Il attrapa sa main et la tira doucement à lui. „Je ne veux pas te mentir. Je suis toujours marié. Mais en ce moment, je ne veux que toi. » Sa main glissa sous sa robe, le long de sa cuisse, et ses doigts s’enfoncèrent dans sa chair. „Je veux te baiser jusqu’à ce que tu cries. Jusqu’à ce que tu oublies ton nom. »
Lara sentit son cœur battre contre ses côtes. Elle savait que c’était mal, que cela signifierait de la douleur pour quelqu’un, un jour. Mais la chaleur de son corps, l’odeur familière de sa peau – un mélange de sel et de bois de cèdre – effaçaient toutes les pensées. Sa chatte était maintenant trempée, la culotte collait à ses lèvres. Elle leva la tête, le regarda dans les yeux, et puis elle l’embrassa, sa langue pénétra immédiatement dans sa bouche, exigeante, avide.
Le bar de l’hôtel
Le baiser était doux, presque hésitant, mais lorsque Félix répondit à ses lèvres avec les siennes, il devint plus affamé. Sa main glissa dans sa nuque, l’attira plus près. Les doigts de Lara s’agrippèrent à sa chemise, sentirent le tissu ferme, la chaleur en dessous, la légère tension de ses muscles. Elle lui mordit doucement la lèvre inférieure, et il gémit, sa bite devint encore plus dure, pressant contre son ventre.

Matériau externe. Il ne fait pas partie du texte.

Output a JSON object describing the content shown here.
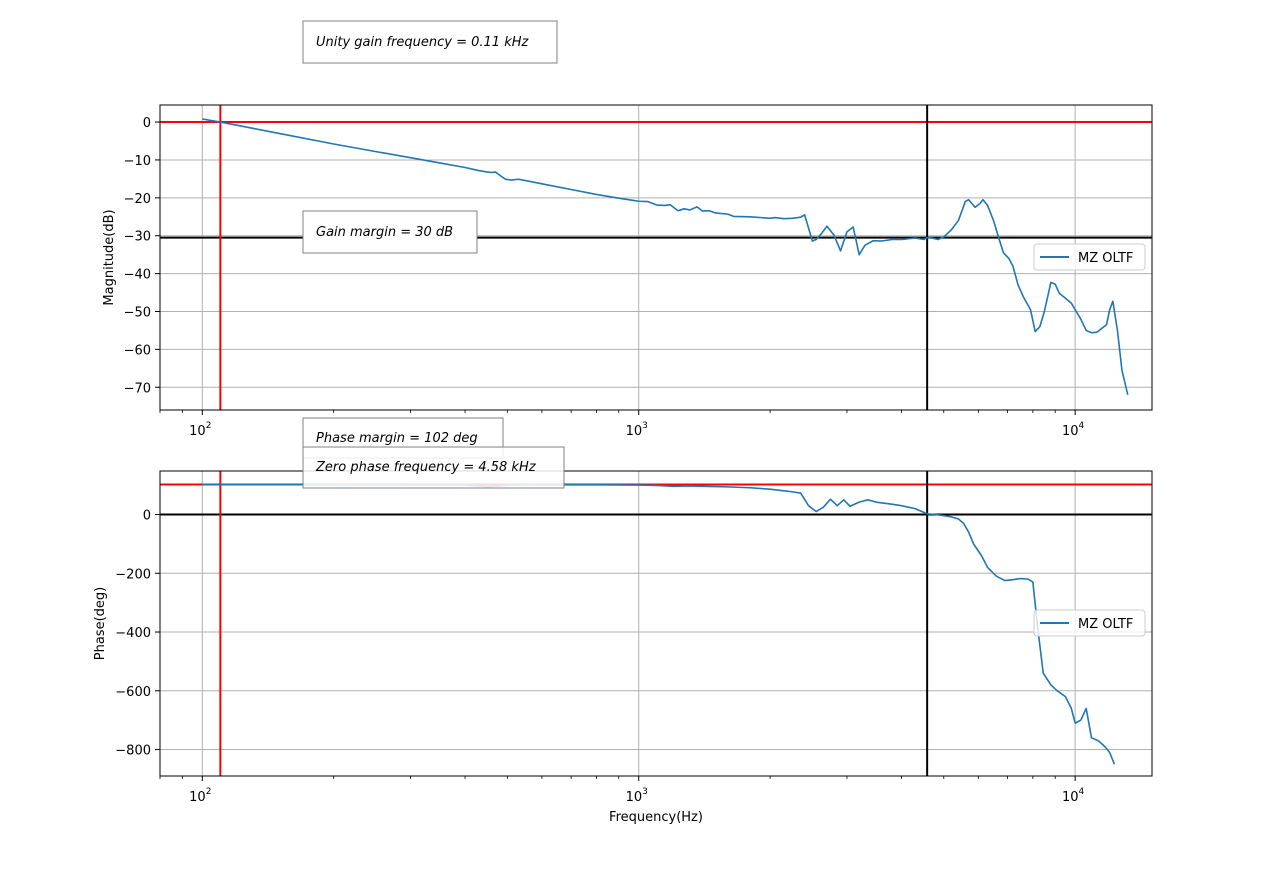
{
  "annotations": {
    "unity_gain": "Unity gain frequency = 0.11 kHz",
    "gain_margin": "Gain margin = 30 dB",
    "phase_margin": "Phase margin = 102 deg",
    "zero_phase": "Zero phase frequency = 4.58 kHz"
  },
  "colors": {
    "series": "#1f77b4",
    "marker_red": "#ff0000",
    "marker_black": "#000000",
    "grid": "#b0b0b0"
  },
  "chart_data": [
    {
      "type": "line",
      "x_scale": "log",
      "xlim": [
        80,
        15000
      ],
      "ylim": [
        -76,
        4.5
      ],
      "ylabel": "Magnitude(dB)",
      "xlabel": "",
      "grid": true,
      "legend_position": "center-right",
      "x_ticks": [
        100,
        1000,
        10000
      ],
      "x_tick_labels": [
        [
          "10",
          "2"
        ],
        [
          "10",
          "3"
        ],
        [
          "10",
          "4"
        ]
      ],
      "y_ticks": [
        0,
        -10,
        -20,
        -30,
        -40,
        -50,
        -60,
        -70
      ],
      "y_tick_labels": [
        "0",
        "−10",
        "−20",
        "−30",
        "−40",
        "−50",
        "−60",
        "−70"
      ],
      "hlines": [
        {
          "y": 0,
          "color": "red"
        },
        {
          "y": -30.5,
          "color": "black"
        }
      ],
      "vlines": [
        {
          "x": 110,
          "color": "red"
        },
        {
          "x": 4580,
          "color": "black"
        }
      ],
      "series": [
        {
          "name": "MZ OLTF",
          "points": [
            [
              100,
              0.8
            ],
            [
              110,
              0
            ],
            [
              150,
              -3
            ],
            [
              200,
              -5.8
            ],
            [
              250,
              -7.8
            ],
            [
              300,
              -9.4
            ],
            [
              350,
              -10.8
            ],
            [
              400,
              -12
            ],
            [
              430,
              -12.8
            ],
            [
              450,
              -13.2
            ],
            [
              460,
              -13.3
            ],
            [
              470,
              -13.2
            ],
            [
              480,
              -14
            ],
            [
              495,
              -15.1
            ],
            [
              510,
              -15.3
            ],
            [
              530,
              -15.1
            ],
            [
              560,
              -15.6
            ],
            [
              600,
              -16.3
            ],
            [
              700,
              -17.8
            ],
            [
              800,
              -19.1
            ],
            [
              900,
              -20.1
            ],
            [
              1000,
              -20.9
            ],
            [
              1050,
              -21
            ],
            [
              1100,
              -21.9
            ],
            [
              1150,
              -22
            ],
            [
              1180,
              -21.8
            ],
            [
              1230,
              -23.4
            ],
            [
              1270,
              -22.9
            ],
            [
              1310,
              -23.2
            ],
            [
              1360,
              -22.4
            ],
            [
              1400,
              -23.5
            ],
            [
              1450,
              -23.4
            ],
            [
              1500,
              -24
            ],
            [
              1600,
              -24.3
            ],
            [
              1650,
              -24.9
            ],
            [
              1800,
              -25
            ],
            [
              2000,
              -25.4
            ],
            [
              2050,
              -25.2
            ],
            [
              2150,
              -25.5
            ],
            [
              2250,
              -25.4
            ],
            [
              2350,
              -25.1
            ],
            [
              2400,
              -24.5
            ],
            [
              2500,
              -31.4
            ],
            [
              2550,
              -31
            ],
            [
              2620,
              -29.5
            ],
            [
              2700,
              -27.5
            ],
            [
              2800,
              -29.8
            ],
            [
              2900,
              -34
            ],
            [
              3000,
              -29
            ],
            [
              3100,
              -27.7
            ],
            [
              3200,
              -35
            ],
            [
              3300,
              -32.5
            ],
            [
              3450,
              -31.3
            ],
            [
              3600,
              -31.4
            ],
            [
              3800,
              -31
            ],
            [
              4000,
              -31
            ],
            [
              4300,
              -30.6
            ],
            [
              4500,
              -31
            ],
            [
              4580,
              -30.5
            ],
            [
              4700,
              -30.6
            ],
            [
              4850,
              -31
            ],
            [
              5000,
              -30.3
            ],
            [
              5200,
              -28.5
            ],
            [
              5400,
              -26
            ],
            [
              5500,
              -23.5
            ],
            [
              5600,
              -21
            ],
            [
              5700,
              -20.5
            ],
            [
              5800,
              -21.5
            ],
            [
              5900,
              -22.5
            ],
            [
              6050,
              -21.5
            ],
            [
              6150,
              -20.5
            ],
            [
              6300,
              -22
            ],
            [
              6500,
              -26
            ],
            [
              6700,
              -31
            ],
            [
              6850,
              -34.5
            ],
            [
              7050,
              -36
            ],
            [
              7200,
              -38
            ],
            [
              7400,
              -43
            ],
            [
              7600,
              -46
            ],
            [
              7900,
              -49.5
            ],
            [
              8100,
              -55.3
            ],
            [
              8300,
              -54
            ],
            [
              8500,
              -50
            ],
            [
              8800,
              -42.3
            ],
            [
              9000,
              -42.8
            ],
            [
              9200,
              -45.2
            ],
            [
              9500,
              -46.5
            ],
            [
              9800,
              -47.8
            ],
            [
              10000,
              -49.5
            ],
            [
              10300,
              -52
            ],
            [
              10600,
              -55
            ],
            [
              10900,
              -55.6
            ],
            [
              11200,
              -55.5
            ],
            [
              11500,
              -54.5
            ],
            [
              11800,
              -53.5
            ],
            [
              12000,
              -49.5
            ],
            [
              12200,
              -47.3
            ],
            [
              12500,
              -55
            ],
            [
              12800,
              -65.5
            ],
            [
              13200,
              -72
            ]
          ]
        }
      ]
    },
    {
      "type": "line",
      "x_scale": "log",
      "xlim": [
        80,
        15000
      ],
      "ylim": [
        -890,
        148
      ],
      "ylabel": "Phase(deg)",
      "xlabel": "Frequency(Hz)",
      "grid": true,
      "legend_position": "center-right",
      "x_ticks": [
        100,
        1000,
        10000
      ],
      "x_tick_labels": [
        [
          "10",
          "2"
        ],
        [
          "10",
          "3"
        ],
        [
          "10",
          "4"
        ]
      ],
      "y_ticks": [
        0,
        -200,
        -400,
        -600,
        -800
      ],
      "y_tick_labels": [
        "0",
        "−200",
        "−400",
        "−600",
        "−800"
      ],
      "hlines": [
        {
          "y": 102,
          "color": "red"
        },
        {
          "y": 0,
          "color": "black"
        }
      ],
      "vlines": [
        {
          "x": 110,
          "color": "red"
        },
        {
          "x": 4580,
          "color": "black"
        }
      ],
      "series": [
        {
          "name": "MZ OLTF",
          "points": [
            [
              100,
              102
            ],
            [
              200,
              102
            ],
            [
              300,
              101
            ],
            [
              400,
              101
            ],
            [
              420,
              98
            ],
            [
              450,
              95
            ],
            [
              480,
              97
            ],
            [
              500,
              100
            ],
            [
              550,
              101
            ],
            [
              600,
              101
            ],
            [
              700,
              101
            ],
            [
              800,
              101
            ],
            [
              900,
              100.5
            ],
            [
              1000,
              100
            ],
            [
              1100,
              99
            ],
            [
              1200,
              96
            ],
            [
              1300,
              97
            ],
            [
              1400,
              96
            ],
            [
              1500,
              95
            ],
            [
              1600,
              94
            ],
            [
              1800,
              91
            ],
            [
              2000,
              86
            ],
            [
              2200,
              79
            ],
            [
              2350,
              73
            ],
            [
              2450,
              30
            ],
            [
              2550,
              10
            ],
            [
              2650,
              25
            ],
            [
              2750,
              52
            ],
            [
              2850,
              30
            ],
            [
              2950,
              50
            ],
            [
              3050,
              28
            ],
            [
              3200,
              42
            ],
            [
              3350,
              50
            ],
            [
              3500,
              42
            ],
            [
              3800,
              35
            ],
            [
              4000,
              30
            ],
            [
              4300,
              20
            ],
            [
              4580,
              2
            ],
            [
              4800,
              0
            ],
            [
              5000,
              -4
            ],
            [
              5200,
              -8
            ],
            [
              5400,
              -15
            ],
            [
              5550,
              -30
            ],
            [
              5700,
              -60
            ],
            [
              5850,
              -100
            ],
            [
              6100,
              -140
            ],
            [
              6300,
              -180
            ],
            [
              6600,
              -210
            ],
            [
              6900,
              -225
            ],
            [
              7200,
              -222
            ],
            [
              7500,
              -218
            ],
            [
              7800,
              -220
            ],
            [
              8000,
              -230
            ],
            [
              8200,
              -380
            ],
            [
              8450,
              -540
            ],
            [
              8800,
              -580
            ],
            [
              9100,
              -600
            ],
            [
              9500,
              -620
            ],
            [
              9800,
              -660
            ],
            [
              10000,
              -710
            ],
            [
              10300,
              -700
            ],
            [
              10600,
              -660
            ],
            [
              10900,
              -760
            ],
            [
              11300,
              -770
            ],
            [
              11700,
              -790
            ],
            [
              12000,
              -810
            ],
            [
              12300,
              -850
            ]
          ]
        }
      ]
    }
  ]
}
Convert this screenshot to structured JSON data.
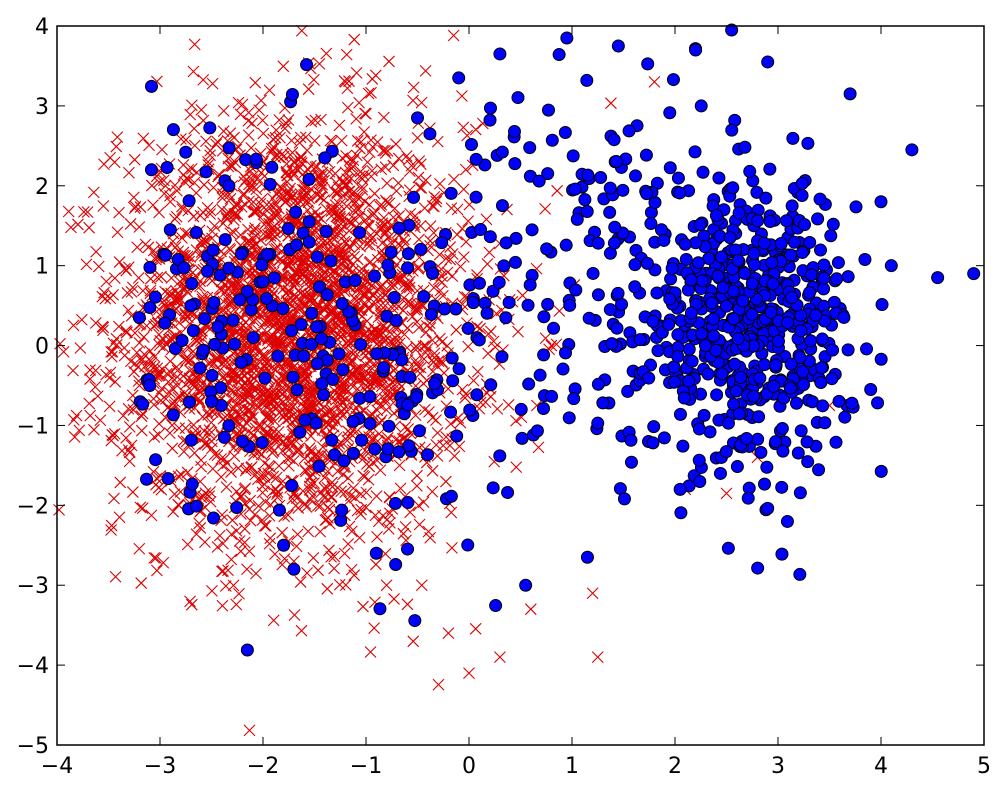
{
  "chart_data": {
    "type": "scatter",
    "title": "",
    "xlabel": "",
    "ylabel": "",
    "xlim": [
      -4,
      5
    ],
    "ylim": [
      -5,
      4
    ],
    "xticks": [
      -4,
      -3,
      -2,
      -1,
      0,
      1,
      2,
      3,
      4,
      5
    ],
    "yticks": [
      -5,
      -4,
      -3,
      -2,
      -1,
      0,
      1,
      2,
      3,
      4
    ],
    "xtick_labels": [
      "−4",
      "−3",
      "−2",
      "−1",
      "0",
      "1",
      "2",
      "3",
      "4",
      "5"
    ],
    "ytick_labels": [
      "−5",
      "−4",
      "−3",
      "−2",
      "−1",
      "0",
      "1",
      "2",
      "3",
      "4"
    ],
    "grid": false,
    "legend": "none",
    "series": [
      {
        "marker": "x",
        "color": "#dd0000",
        "count_estimate": 3000,
        "cluster": {
          "center": [
            -1.7,
            0.2
          ],
          "spread": [
            0.85,
            1.3
          ]
        },
        "sample_points": [
          [
            -3.2,
            -0.5
          ],
          [
            -2.9,
            1.8
          ],
          [
            -2.6,
            -1.9
          ],
          [
            -2.3,
            2.0
          ],
          [
            -2.0,
            2.3
          ],
          [
            -1.7,
            -2.7
          ],
          [
            -1.2,
            3.3
          ],
          [
            -1.0,
            2.9
          ],
          [
            -0.8,
            -3.0
          ],
          [
            -0.5,
            2.6
          ],
          [
            -0.2,
            -3.6
          ],
          [
            0.0,
            -4.1
          ],
          [
            0.3,
            -3.9
          ],
          [
            0.6,
            -3.3
          ],
          [
            0.8,
            0.0
          ],
          [
            1.2,
            -3.1
          ],
          [
            1.25,
            -3.9
          ],
          [
            1.8,
            3.3
          ],
          [
            2.1,
            -1.8
          ],
          [
            2.5,
            -1.85
          ],
          [
            2.8,
            -1.4
          ],
          [
            3.5,
            -0.75
          ]
        ]
      },
      {
        "marker": "o",
        "color": "#0000ff",
        "count_estimate": 1000,
        "cluster": {
          "center": [
            2.7,
            0.3
          ],
          "spread": [
            0.5,
            0.9
          ]
        },
        "sample_points": [
          [
            -3.2,
            0.35
          ],
          [
            -3.1,
            -0.5
          ],
          [
            -2.9,
            1.45
          ],
          [
            -2.7,
            0.5
          ],
          [
            -2.5,
            -0.7
          ],
          [
            -2.2,
            -1.2
          ],
          [
            -2.0,
            0.8
          ],
          [
            -1.8,
            -2.5
          ],
          [
            -1.7,
            -2.8
          ],
          [
            -1.4,
            2.35
          ],
          [
            -0.9,
            -2.6
          ],
          [
            -0.5,
            2.85
          ],
          [
            -0.1,
            3.35
          ],
          [
            0.3,
            3.65
          ],
          [
            0.55,
            -3.0
          ],
          [
            0.95,
            3.85
          ],
          [
            1.15,
            -2.65
          ],
          [
            1.45,
            3.75
          ],
          [
            2.05,
            -1.8
          ],
          [
            2.2,
            3.7
          ],
          [
            2.55,
            3.95
          ],
          [
            2.9,
            3.55
          ],
          [
            3.7,
            3.15
          ],
          [
            3.9,
            -0.55
          ],
          [
            4.0,
            1.8
          ],
          [
            4.1,
            1.0
          ],
          [
            4.3,
            2.45
          ],
          [
            4.55,
            0.85
          ],
          [
            4.9,
            0.9
          ]
        ]
      }
    ]
  }
}
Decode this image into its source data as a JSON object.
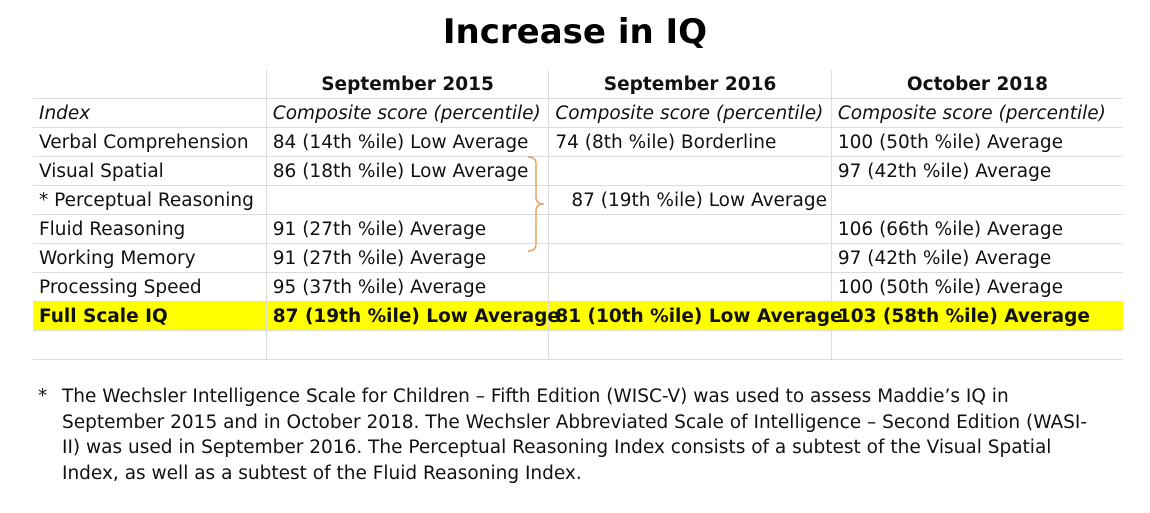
{
  "title": "Increase in IQ",
  "table": {
    "headers": [
      "",
      "September 2015",
      "September 2016",
      "October 2018"
    ],
    "subheaders": [
      "Index",
      "Composite score (percentile)",
      "Composite score (percentile)",
      "Composite score (percentile)"
    ],
    "rows": [
      [
        "Verbal Comprehension",
        "84 (14th %ile) Low Average",
        "74 (8th %ile) Borderline",
        "100 (50th %ile) Average"
      ],
      [
        "Visual Spatial",
        "86 (18th %ile) Low Average",
        "",
        " 97 (42th %ile) Average"
      ],
      [
        "* Perceptual Reasoning",
        "",
        "87 (19th %ile) Low Average",
        ""
      ],
      [
        "Fluid Reasoning",
        "91 (27th %ile) Average",
        "",
        "106 (66th %ile) Average"
      ],
      [
        "Working Memory",
        "91 (27th %ile) Average",
        "",
        " 97 (42th %ile) Average"
      ],
      [
        "Processing Speed",
        "95 (37th %ile) Average",
        "",
        "100 (50th %ile) Average"
      ]
    ],
    "full_scale": [
      "Full Scale IQ",
      "87 (19th %ile) Low Average",
      "81 (10th %ile) Low Average",
      "103 (58th %ile) Average"
    ],
    "highlight_color": "#ffff00",
    "bracket_color": "#e8a060"
  },
  "footnote": {
    "marker": "*",
    "text": "The Wechsler Intelligence Scale for Children – Fifth Edition (WISC-V) was used to assess Maddie’s IQ in September 2015 and in October 2018. The Wechsler Abbreviated Scale of Intelligence – Second Edition (WASI-II) was used in September 2016. The Perceptual Reasoning Index consists of a subtest of the Visual Spatial Index, as well as a subtest of the Fluid Reasoning Index."
  }
}
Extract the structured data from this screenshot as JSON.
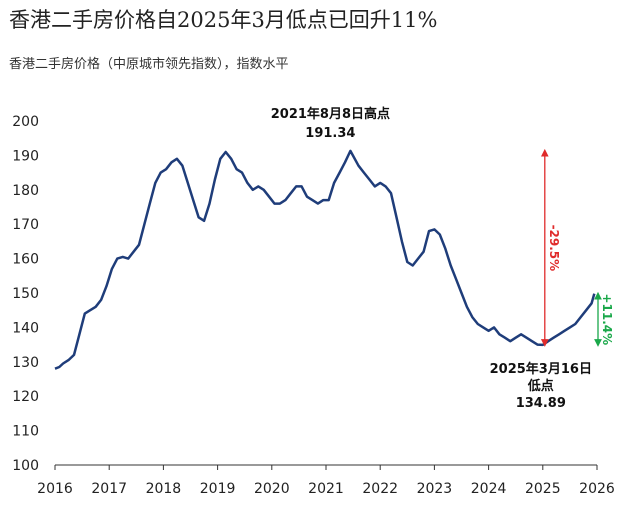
{
  "header": {
    "title": "香港二手房价格自2025年3月低点已回升11%",
    "subtitle": "香港二手房价格（中原城市领先指数），指数水平"
  },
  "chart_data": {
    "type": "line",
    "title": "香港二手房价格自2025年3月低点已回升11%",
    "subtitle": "香港二手房价格（中原城市领先指数），指数水平",
    "xlabel": "",
    "ylabel": "",
    "xlim": [
      2016,
      2026
    ],
    "ylim": [
      100,
      200
    ],
    "yticks": [
      100,
      110,
      120,
      130,
      140,
      150,
      160,
      170,
      180,
      190,
      200
    ],
    "xticks": [
      2016,
      2017,
      2018,
      2019,
      2020,
      2021,
      2022,
      2023,
      2024,
      2025,
      2026
    ],
    "grid": false,
    "series": [
      {
        "color": "#1f3d7a",
        "x": [
          2016.0,
          2016.08,
          2016.15,
          2016.25,
          2016.35,
          2016.45,
          2016.55,
          2016.65,
          2016.75,
          2016.85,
          2016.95,
          2017.05,
          2017.15,
          2017.25,
          2017.35,
          2017.45,
          2017.55,
          2017.65,
          2017.75,
          2017.85,
          2017.95,
          2018.05,
          2018.15,
          2018.25,
          2018.35,
          2018.45,
          2018.55,
          2018.65,
          2018.75,
          2018.85,
          2018.95,
          2019.05,
          2019.15,
          2019.25,
          2019.35,
          2019.45,
          2019.55,
          2019.65,
          2019.75,
          2019.85,
          2019.95,
          2020.05,
          2020.15,
          2020.25,
          2020.35,
          2020.45,
          2020.55,
          2020.65,
          2020.75,
          2020.85,
          2020.95,
          2021.05,
          2021.15,
          2021.25,
          2021.35,
          2021.45,
          2021.6,
          2021.7,
          2021.8,
          2021.9,
          2022.0,
          2022.1,
          2022.2,
          2022.3,
          2022.4,
          2022.5,
          2022.6,
          2022.7,
          2022.8,
          2022.9,
          2023.0,
          2023.1,
          2023.2,
          2023.3,
          2023.4,
          2023.5,
          2023.6,
          2023.7,
          2023.8,
          2023.9,
          2024.0,
          2024.1,
          2024.2,
          2024.3,
          2024.4,
          2024.5,
          2024.6,
          2024.7,
          2024.8,
          2024.9,
          2025.0,
          2025.1,
          2025.2,
          2025.3,
          2025.4,
          2025.5,
          2025.6,
          2025.7,
          2025.8,
          2025.9,
          2025.95
        ],
        "y": [
          128,
          128.5,
          129.5,
          130.5,
          132,
          138,
          144,
          145,
          146,
          148,
          152,
          157,
          160,
          160.5,
          160,
          162,
          164,
          170,
          176,
          182,
          185,
          186,
          188,
          189,
          187,
          182,
          177,
          172,
          171,
          176,
          183,
          189,
          191,
          189,
          186,
          185,
          182,
          180,
          181,
          180,
          178,
          176,
          176,
          177,
          179,
          181,
          181,
          178,
          177,
          176,
          177,
          177,
          182,
          185,
          188,
          191.3,
          187,
          185,
          183,
          181,
          182,
          181,
          179,
          172,
          165,
          159,
          158,
          160,
          162,
          168,
          168.5,
          167,
          163,
          158,
          154,
          150,
          146,
          143,
          141,
          140,
          139,
          140,
          138,
          137,
          136,
          137,
          138,
          137,
          136,
          135,
          134.9,
          136,
          137,
          138,
          139,
          140,
          141,
          143,
          145,
          147,
          149.8
        ]
      }
    ],
    "annotations": {
      "peak": {
        "label_date": "2021年8月8日高点",
        "label_value": "191.34",
        "x": 2021.45,
        "y": 191.34
      },
      "trough": {
        "label_date": "2025年3月16日",
        "label_word": "低点",
        "label_value": "134.89",
        "x": 2025.0,
        "y": 134.89
      },
      "decline": {
        "text": "-29.5%",
        "color": "#e02b2b"
      },
      "rebound": {
        "text": "+11.4%",
        "color": "#1aa84a"
      }
    }
  }
}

„On ne peut pas ici », marmonna-t-il contre sa bouche. „Trop de monde. » Sa main glissa de sa nuque à sa poitrine, saisit son sein gauche à travers le tissu, pressa, tandis qu’il approfondissait son baiser.
„J’ai une chambre à l’hôtel », murmura-t-elle. „Au troisième étage. » Elle se pressa contre lui, sentit sa dureté, et sa main se dirigea vers son entrejambe, massa sa bite gonflée à travers le pantalon. „Je veux la sentir en moi », siffla-t-elle. „Je veux que tu me baises tellement que demain je ne pourrai plus marcher. »
Il rit doucement, un grondement qui fit picoter sa peau. „Tu avais prévu ça, hein ? » Sa main glissa plus bas, releva sa robe, et ses doigts trouvèrent sa chatte mouillée à travers le tissu fin de sa culotte. „Tu es déjà si mouillée. Je le sens à travers le tissu. »
„Non. Mais j’avais un pressentiment. » Elle prit sa main, leurs doigts s’entrelacèrent, et le guida par les portes latérales.